Have some more on Goldman coming out soon, apologize for the long absence, have been on some other stuff. Among other things dealing with a lot of disgruntled Cleveland Browns fans who are pissed that I compared Eric Mangini to Augustus Gloop, the pudgy kid who was drinking from the chocolate river without permission in Charlie and the Chocolate Factory. I thought Browns fans would find this funny, but apparently not. I got one letter from someone who expressed the feeling that if I were ever to have kids, he hoped “they would be born with Achondroplasia.” So I’m sitting there scratching my head, wondering what Achondroplasia is, and right on cue, two minutes later, he sends me a link to an X-ray picture of someone with the disease. I have to admit, I burst out laughing when I saw the picture — not because the disease is funny (it isn’t, not at all), but just because someone was feeling so crappy about their football team that they felt compelled to dig that horrifying thing up to send to some writer bashing their team. I mean, I totally understand the guy.

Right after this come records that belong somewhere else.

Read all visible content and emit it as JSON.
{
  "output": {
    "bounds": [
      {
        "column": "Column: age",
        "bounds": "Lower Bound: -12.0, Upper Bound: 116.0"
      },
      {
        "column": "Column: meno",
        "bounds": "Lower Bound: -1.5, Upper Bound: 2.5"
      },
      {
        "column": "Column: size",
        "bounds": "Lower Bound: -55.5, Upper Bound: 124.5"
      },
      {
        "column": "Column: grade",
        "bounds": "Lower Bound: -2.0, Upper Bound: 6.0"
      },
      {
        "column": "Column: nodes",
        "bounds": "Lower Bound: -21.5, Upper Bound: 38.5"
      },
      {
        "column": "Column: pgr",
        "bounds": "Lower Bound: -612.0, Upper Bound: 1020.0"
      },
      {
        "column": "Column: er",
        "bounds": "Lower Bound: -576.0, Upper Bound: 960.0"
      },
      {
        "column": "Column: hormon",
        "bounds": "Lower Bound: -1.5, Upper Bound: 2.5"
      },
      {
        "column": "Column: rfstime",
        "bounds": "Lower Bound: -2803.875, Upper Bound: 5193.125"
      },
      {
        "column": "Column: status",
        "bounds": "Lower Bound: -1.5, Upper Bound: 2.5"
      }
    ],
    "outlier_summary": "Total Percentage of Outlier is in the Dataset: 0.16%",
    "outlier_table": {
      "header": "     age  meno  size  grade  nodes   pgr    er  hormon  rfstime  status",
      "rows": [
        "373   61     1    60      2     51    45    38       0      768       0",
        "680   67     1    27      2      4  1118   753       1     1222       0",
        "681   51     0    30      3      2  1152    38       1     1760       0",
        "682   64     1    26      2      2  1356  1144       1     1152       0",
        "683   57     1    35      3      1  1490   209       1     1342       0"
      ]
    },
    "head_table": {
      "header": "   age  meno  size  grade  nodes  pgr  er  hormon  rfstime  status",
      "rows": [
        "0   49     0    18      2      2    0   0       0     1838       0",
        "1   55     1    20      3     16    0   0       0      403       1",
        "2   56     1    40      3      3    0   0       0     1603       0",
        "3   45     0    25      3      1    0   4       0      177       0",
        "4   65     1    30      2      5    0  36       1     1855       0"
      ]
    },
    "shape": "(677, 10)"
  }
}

Anyway, more on the real world later.

I found his about face interesting during the interview both interesting and revealing.  Nothing better than a reporter who recants his story before it even goes to print.  Wonder how much of his Goldman escapades were filled with smoke and mirrors, too...

Thu, 10/22/2009 - 11:54 | 106866 E pluribus unum
E pluribus unum's picture

Thanks for your post, Lloyd. Give my regards to your sweet wife

Thu, 10/22/2009 - 12:36 | 106920 Unscarred
Unscarred's picture

Yes.  Lloyd Blankfein.  I made $60M in 2007, and I vacation at The Mistake By The Lake.

Thu, 10/22/2009 - 12:03 | 106878 McGriffen
McGriffen's picture

finance journalists could use a few more Taibbi's writing columns.  At best, he is asking tough questions that no one on FOX or CNBC would dare ask.

My only issue with MT is his occasional ability for going over the top with descriptors.  "the great derangement" was a funny read.

Thu, 10/22/2009 - 12:32 | 106912 Unscarred
Unscarred's picture

During his interview, he all but acknowledged that he's a sensationalist.  But hey, if you writing for Rolling Stone, you're not going to keep your job by offering objective and hard-hitting criticisms of the looters in Congress and the White House right now.

I agree, he does offer tough questions that the sheep at CNBC, et al, would never dare ask.  But he destroys his credibility through silly outbursts of childish metaphors...  IMHO.

Thu, 10/22/2009 - 14:03 | 107041 Cursive
Cursive's picture


Thanks for the story.  Looks like you are taking a few hits from others, but I appreciate the background.  While I have no doubt that Taibbi is a sensationalist (many popular journalists are) I will file this story away...

Thu, 10/22/2009 - 17:57 | 107401 Unscarred
Unscarred's picture

I was just surprised to have the opportunity to listen to a candid interview with this newly minted "folk hero" where his guard was down.  He had no idea that we was offering insight into his approach towards dramatizing his subjects to maximize the entertainment valueof his stories, and thus endearing him with the current mainstream readership.

He honestly sounded a bit uneasy discussing his critique of the Browns head coach with a Cleveland media member, which I found completely contradictory.  If you're going to put something in national print, why not play it up?